The leader of the minor Australian Greens party, Richard Di Natale, and the party's climate spokesman, Adam Bandt, blamed Prime Minister Scott Morrison's government for the crisis.
"Scott Morrison has not got the climate crisis under control," Bandt said.
Morrison said Saturday that he had not considered whether the unprecedented fires scorching New South Wales and neighboring Queensland state were linked to climate change.
"My only thoughts today are with those who have lost their lives and their families. The firefighters who are fighting the fires, the response effort that has to be delivered and how the Commonwealth has to respond in supporting those efforts," Morrison told reporters.

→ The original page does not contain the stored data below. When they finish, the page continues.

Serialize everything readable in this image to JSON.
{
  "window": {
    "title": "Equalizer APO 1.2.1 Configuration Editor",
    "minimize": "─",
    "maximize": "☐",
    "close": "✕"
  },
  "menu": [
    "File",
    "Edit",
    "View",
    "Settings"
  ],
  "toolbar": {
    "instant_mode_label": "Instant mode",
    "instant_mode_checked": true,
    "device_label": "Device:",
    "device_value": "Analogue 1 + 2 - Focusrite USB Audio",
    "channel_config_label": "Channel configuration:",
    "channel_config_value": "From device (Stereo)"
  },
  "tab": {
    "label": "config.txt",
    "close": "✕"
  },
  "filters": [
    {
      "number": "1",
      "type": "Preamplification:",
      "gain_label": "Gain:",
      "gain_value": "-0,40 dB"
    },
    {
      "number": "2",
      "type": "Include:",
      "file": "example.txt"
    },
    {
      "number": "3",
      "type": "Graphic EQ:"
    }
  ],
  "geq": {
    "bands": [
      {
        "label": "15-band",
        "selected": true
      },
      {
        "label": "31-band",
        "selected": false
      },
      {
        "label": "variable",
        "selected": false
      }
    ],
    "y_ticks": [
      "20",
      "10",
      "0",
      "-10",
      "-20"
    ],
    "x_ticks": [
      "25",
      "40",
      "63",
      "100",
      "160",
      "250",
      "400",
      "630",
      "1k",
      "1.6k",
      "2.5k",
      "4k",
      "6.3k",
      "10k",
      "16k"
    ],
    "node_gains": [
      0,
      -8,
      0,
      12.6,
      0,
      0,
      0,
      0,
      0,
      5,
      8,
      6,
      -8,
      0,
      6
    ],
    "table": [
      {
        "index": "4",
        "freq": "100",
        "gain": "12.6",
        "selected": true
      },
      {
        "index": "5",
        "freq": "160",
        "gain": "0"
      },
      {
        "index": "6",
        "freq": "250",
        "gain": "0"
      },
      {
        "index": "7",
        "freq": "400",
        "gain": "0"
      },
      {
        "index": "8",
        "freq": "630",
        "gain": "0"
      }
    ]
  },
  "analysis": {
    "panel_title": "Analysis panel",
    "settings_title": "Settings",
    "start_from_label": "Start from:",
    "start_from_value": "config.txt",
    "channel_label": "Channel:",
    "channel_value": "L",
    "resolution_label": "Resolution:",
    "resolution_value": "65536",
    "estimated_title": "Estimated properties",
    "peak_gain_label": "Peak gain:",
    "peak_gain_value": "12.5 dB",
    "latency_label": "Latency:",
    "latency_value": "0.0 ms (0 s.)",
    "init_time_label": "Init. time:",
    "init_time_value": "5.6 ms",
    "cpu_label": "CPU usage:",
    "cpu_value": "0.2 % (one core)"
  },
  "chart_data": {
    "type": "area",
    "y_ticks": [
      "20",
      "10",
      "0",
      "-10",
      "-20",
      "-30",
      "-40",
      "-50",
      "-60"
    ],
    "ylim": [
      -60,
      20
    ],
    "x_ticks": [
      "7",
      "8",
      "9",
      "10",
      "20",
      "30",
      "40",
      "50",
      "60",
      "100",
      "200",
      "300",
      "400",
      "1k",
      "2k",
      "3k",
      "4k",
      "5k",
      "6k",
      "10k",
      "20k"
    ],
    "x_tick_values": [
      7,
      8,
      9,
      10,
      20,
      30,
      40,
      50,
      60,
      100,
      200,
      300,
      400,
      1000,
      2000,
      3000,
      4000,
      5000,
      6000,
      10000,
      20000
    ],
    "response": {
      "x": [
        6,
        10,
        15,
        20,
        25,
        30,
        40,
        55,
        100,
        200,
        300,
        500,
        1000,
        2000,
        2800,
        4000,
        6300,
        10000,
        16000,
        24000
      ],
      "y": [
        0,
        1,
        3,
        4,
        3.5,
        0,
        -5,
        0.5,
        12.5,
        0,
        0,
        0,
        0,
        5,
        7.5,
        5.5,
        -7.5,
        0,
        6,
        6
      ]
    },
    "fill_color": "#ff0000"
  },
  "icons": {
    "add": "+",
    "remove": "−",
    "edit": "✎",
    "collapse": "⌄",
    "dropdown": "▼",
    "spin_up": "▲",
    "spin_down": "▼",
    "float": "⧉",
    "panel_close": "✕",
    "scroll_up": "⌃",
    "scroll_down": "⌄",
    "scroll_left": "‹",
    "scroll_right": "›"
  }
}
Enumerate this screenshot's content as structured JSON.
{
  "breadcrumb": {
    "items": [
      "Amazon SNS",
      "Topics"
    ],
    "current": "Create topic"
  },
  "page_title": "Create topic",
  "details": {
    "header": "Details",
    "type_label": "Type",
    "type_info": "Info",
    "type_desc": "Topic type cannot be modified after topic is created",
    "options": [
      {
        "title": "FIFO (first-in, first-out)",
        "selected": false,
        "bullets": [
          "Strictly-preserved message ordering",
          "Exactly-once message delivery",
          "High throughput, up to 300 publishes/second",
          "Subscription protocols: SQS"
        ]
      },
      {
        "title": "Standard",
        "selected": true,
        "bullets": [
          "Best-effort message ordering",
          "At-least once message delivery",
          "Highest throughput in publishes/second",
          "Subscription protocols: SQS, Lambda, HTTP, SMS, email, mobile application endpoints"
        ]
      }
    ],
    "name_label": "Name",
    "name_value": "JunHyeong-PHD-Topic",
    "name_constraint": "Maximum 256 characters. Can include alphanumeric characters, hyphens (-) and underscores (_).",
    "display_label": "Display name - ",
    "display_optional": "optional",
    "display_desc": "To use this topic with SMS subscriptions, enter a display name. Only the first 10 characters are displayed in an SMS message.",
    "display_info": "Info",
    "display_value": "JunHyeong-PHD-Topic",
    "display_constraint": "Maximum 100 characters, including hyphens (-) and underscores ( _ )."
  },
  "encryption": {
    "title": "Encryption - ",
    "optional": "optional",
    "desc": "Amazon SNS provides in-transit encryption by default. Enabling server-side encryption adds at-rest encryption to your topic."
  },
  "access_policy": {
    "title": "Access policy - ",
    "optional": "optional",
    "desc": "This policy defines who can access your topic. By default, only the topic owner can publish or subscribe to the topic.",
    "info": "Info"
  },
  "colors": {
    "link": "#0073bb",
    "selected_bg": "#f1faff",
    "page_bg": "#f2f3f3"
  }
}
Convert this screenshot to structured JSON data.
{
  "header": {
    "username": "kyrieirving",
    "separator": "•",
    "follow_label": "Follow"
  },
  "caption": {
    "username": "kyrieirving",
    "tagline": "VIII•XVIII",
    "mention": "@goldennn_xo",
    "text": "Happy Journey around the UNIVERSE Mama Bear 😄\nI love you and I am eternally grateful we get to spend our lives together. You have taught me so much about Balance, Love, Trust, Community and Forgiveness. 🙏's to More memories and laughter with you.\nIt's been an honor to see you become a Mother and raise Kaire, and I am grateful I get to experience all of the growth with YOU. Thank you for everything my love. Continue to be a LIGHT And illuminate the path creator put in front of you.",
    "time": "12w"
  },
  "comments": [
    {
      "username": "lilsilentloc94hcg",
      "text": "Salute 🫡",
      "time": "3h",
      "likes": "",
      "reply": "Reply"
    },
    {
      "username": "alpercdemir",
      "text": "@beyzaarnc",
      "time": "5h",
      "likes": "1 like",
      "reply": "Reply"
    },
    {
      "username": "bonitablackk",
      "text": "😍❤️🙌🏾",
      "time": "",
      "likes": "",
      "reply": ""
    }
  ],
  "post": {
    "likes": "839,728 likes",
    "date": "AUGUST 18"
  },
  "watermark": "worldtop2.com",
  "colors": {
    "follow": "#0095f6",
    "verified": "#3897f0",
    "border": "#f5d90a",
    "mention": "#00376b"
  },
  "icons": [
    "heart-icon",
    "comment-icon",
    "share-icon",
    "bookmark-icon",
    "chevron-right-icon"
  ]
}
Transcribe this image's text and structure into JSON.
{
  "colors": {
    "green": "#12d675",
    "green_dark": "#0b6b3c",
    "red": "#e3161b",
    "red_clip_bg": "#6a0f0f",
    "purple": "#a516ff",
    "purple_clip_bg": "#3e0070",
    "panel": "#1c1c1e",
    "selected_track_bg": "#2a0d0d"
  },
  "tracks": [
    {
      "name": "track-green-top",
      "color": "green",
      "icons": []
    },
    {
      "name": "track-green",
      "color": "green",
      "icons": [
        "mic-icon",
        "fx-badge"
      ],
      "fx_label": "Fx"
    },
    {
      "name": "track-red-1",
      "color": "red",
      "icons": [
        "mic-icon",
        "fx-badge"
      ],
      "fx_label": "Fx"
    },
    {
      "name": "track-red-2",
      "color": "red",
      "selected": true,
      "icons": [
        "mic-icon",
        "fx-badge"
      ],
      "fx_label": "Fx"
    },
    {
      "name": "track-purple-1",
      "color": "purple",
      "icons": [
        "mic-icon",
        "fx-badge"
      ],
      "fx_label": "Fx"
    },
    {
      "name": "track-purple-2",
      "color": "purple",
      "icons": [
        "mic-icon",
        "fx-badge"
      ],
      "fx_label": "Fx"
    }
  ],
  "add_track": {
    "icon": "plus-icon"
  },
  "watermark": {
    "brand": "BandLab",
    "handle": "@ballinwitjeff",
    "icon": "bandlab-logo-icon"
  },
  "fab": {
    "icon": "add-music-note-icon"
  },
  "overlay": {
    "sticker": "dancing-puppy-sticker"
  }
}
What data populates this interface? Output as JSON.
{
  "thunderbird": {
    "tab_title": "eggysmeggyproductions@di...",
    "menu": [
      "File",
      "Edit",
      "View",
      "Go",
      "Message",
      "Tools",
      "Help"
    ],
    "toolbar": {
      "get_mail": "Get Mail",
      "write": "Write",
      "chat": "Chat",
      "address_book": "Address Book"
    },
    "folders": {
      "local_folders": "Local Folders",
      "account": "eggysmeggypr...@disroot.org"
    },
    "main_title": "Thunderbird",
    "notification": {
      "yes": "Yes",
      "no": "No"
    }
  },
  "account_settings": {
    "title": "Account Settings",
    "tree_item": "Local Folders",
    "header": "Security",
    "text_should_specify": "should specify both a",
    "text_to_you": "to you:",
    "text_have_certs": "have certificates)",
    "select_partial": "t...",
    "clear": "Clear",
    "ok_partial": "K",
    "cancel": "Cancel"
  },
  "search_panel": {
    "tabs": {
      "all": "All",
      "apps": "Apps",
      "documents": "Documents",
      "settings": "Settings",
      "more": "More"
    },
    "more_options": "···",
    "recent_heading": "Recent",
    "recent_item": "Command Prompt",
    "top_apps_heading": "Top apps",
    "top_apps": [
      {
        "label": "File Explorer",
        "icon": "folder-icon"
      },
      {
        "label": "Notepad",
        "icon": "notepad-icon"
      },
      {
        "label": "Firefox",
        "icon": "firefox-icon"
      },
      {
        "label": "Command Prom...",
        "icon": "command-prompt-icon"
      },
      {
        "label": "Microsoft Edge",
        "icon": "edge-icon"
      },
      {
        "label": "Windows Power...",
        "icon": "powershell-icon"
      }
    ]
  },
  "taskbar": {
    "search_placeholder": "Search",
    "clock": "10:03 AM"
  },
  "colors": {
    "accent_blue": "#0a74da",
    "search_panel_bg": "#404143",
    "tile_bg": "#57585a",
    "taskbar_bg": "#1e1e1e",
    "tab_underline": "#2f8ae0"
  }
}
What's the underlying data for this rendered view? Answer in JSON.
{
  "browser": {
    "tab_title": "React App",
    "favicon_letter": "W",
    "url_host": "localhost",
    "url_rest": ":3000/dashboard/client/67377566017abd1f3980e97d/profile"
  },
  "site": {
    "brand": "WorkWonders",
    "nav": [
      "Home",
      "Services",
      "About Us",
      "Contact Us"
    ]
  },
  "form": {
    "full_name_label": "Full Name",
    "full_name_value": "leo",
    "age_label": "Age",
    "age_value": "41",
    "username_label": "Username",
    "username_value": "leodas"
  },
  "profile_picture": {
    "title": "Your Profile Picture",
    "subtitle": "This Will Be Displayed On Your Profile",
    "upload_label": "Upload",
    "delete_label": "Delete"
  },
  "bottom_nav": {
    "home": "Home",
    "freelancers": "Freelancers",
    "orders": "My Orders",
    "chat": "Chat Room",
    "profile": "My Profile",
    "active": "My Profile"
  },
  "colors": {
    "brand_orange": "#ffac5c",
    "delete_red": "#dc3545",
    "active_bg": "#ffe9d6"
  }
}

Morrison's deputy Michael McCormack said Monday that now was not the time for political debate on climate change.
"What people need now is a little bit of sensitivity, understanding and real assistance. They need help; they need shelter," McCormack told Australian Broadcasting Corp.
"They don't need the ravings of some pure, enlightened and woke capital city greenies at this time," McCormack said. "What they don't need is Adam Bandt and Richard Di Natale trying to get a political point score on this. It is disgraceful, it is disgusting and I'll call it out every time."
Ken Thompson, who was deputy commissioner of Fire and Rescue in New South Wales until 2011, co-founded the group Emergency Leaders for Climate Action, which includes 23 former senior fire and emergency service leaders from across Australia.
Thompson said he was frustrated that that prime minister had refused to meet with them.
"Our main concern is with bush fire that our fire seasons are becoming much, much longer that they used to be," Thompson said.
Australian firefighters relied on the same firefighting aircraft that were used to combat wildfires in the Northern Hemisphere fire season, he said.
"Those aircraft come down during our fire season at the end of the North Hemisphere fire season," Thompson said. "The problem is that their fire seasons have become a lot longer as well, so we're being left vulnerable by not having those types of aircraft available to us in Australia at a time when we most need them."